# Feature Engineering

## Strategy

1. **Date and Time Features:** We can extract various date and time features such as day of week, day of month, hour, and minute from the `TransactionStartTime` column. These features might help us capture any patterns in fraudulent transactions that occur during specific times of the day or days of the week.

2. **Categorical Features:** We can one-hot encode the categorical features such as `ProductCategory`, `ChannelId`, `ProviderId`, and `PricingStrategy` to convert them into a numerical representation that our AI model can understand.

3. **Amount Features:** We can create new features based on the `Amount` column such as the mean and standard deviation of transactions for each `AccountId`, `SubscriptionId`, `CustomerId`, `ProviderId`, `ProductCategory`, and `ChannelId`. These features might help us identify any abnormal transaction patterns for specific users, products, or providers.

4. **Fraudulent Account and Subscription:** We can create a new feature that indicates if an `AccountId` or `SubscriptionId` has previously been involved in a fraudulent transaction.

5. **Transaction Frequency:** We can create a new feature that indicates the **frequency of transactions** for each `AccountId`, `SubscriptionId`, `CustomerId`, `ProviderId`, `ProductCategory`, and `ChannelId`. These features might help us identify any abnormal transaction patterns for specific users, products, or providers.

6. **Amount Deviation:** We can create a new feature that indicates the **deviation** of an Amount from the average Amount for each `AccountId`, `SubscriptionId`, `CustomerId`, `ProviderId`, `ProductCategory`, and `ChannelId`. This feature might help us identify any transactions with abnormally high or low amounts.

7. **Account Balance:** We can create a new feature that indicates the **balance** of each `AccountId` after each transaction. This feature might help us identify any abnormal account balances after specific transactions.

8. **Expense Transaction** We can create a new feature that indicates the wether the transaction is an expense or not.

9. **Interaction Features:** We can create interaction features between different columns such as `ProductCategory` and `ProviderId`. These features might help us capture any patterns that arise from the interaction between different categories.

10. **Bin Numeric Features:** We can bin numeric features such as `Amount` into discrete intervals and use them as categorical features.
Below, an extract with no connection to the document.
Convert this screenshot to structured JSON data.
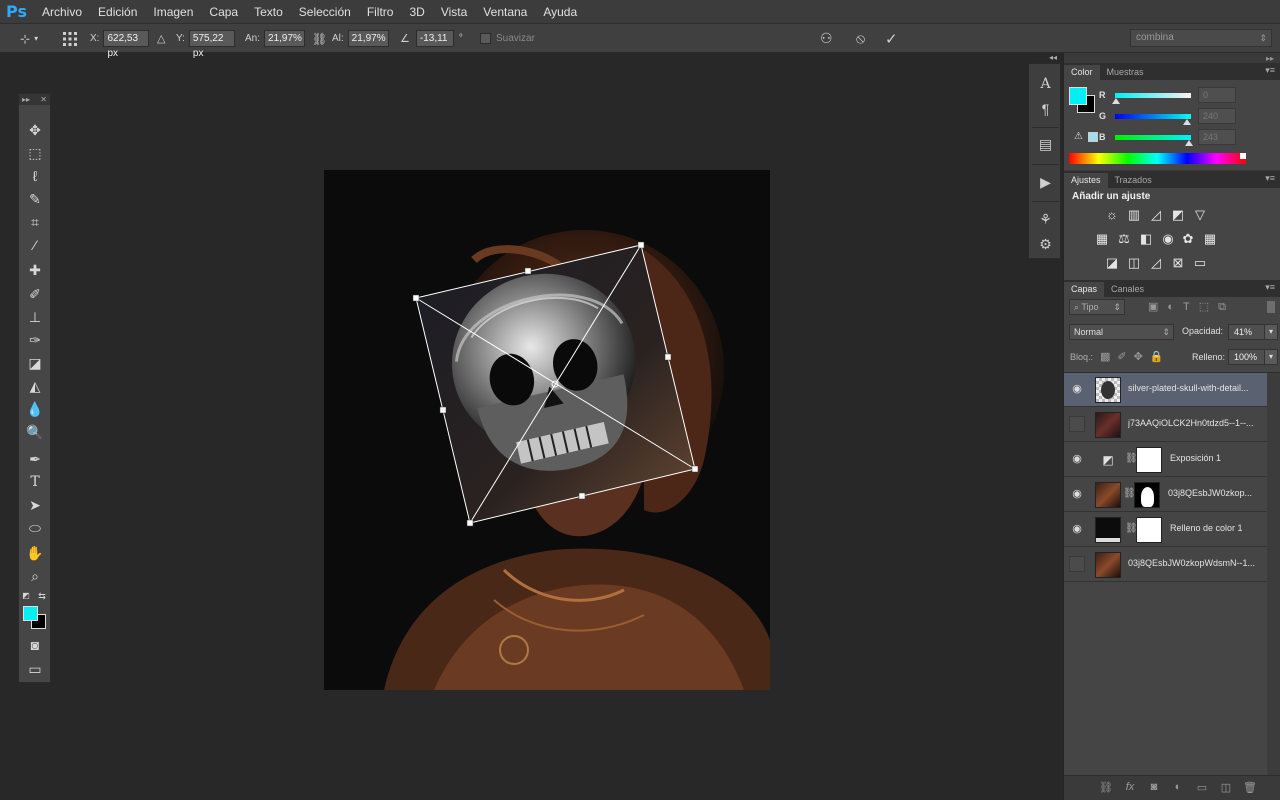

This might help us capture any patterns that arise from specific ranges of Amounts.

In [620]:
import pandas as pd
from sklearn.feature_selection import mutual_info_regression
from sklearn.preprocessing import OneHotEncoder
import numpy as np
import matplotlib.pyplot as plt
from sklearn.preprocessing import StandardScaler
from sklearn.linear_model import LinearRegression, LogisticRegression
from sklearn.tree import DecisionTreeRegressor
from sklearn.ensemble import RandomForestRegressor
from xgboost import XGBRegressor
from datetime import datetime

In [621]:
def_feature = pd.read_csv("input/Xente_Variable_Definitions.csv")
df = pd.read_csv("input/training.csv")
data = df.drop("FraudResult", axis=1)
y_train = df["FraudResult"]
X_test = pd.read_csv("input/test.csv")
sample_submission = pd.read_csv("input/sample_submission.csv")

# 0. Preprocessing

In [622]:
# Create Expense feature
data["Expense"] = data["Amount"] < 0
data = data.drop("Amount", axis=1)

X_test["Expense"] = X_test["Amount"] < 0
X_test = X_test.drop("Amount", axis=1)

In [623]:
# Create StandardScaler object
scaler = StandardScaler()

# Normalize selected columns
data["Value"] = scaler.fit_transform(data["Value"].values.reshape(-1, 1))
X_test["Value"] = scaler.fit_transform(X_test["Value"].values.reshape(-1, 1))

# Show the normalized values
data[["Value", "Expense"]].head()

Unnamed: 0,Value,Expense
0,-0.072291,False
1,-0.080251,True
2,-0.076352,False
3,0.096648,False
4,-0.075183,True


In [624]:
# Count the number of unique entries in each column
unique_counts = data.nunique()

# Select only columns with more than one unique entry
drop_cols = unique_counts[unique_counts == 1].index.tolist()
print("Dropping column with one unique values: ", drop_cols)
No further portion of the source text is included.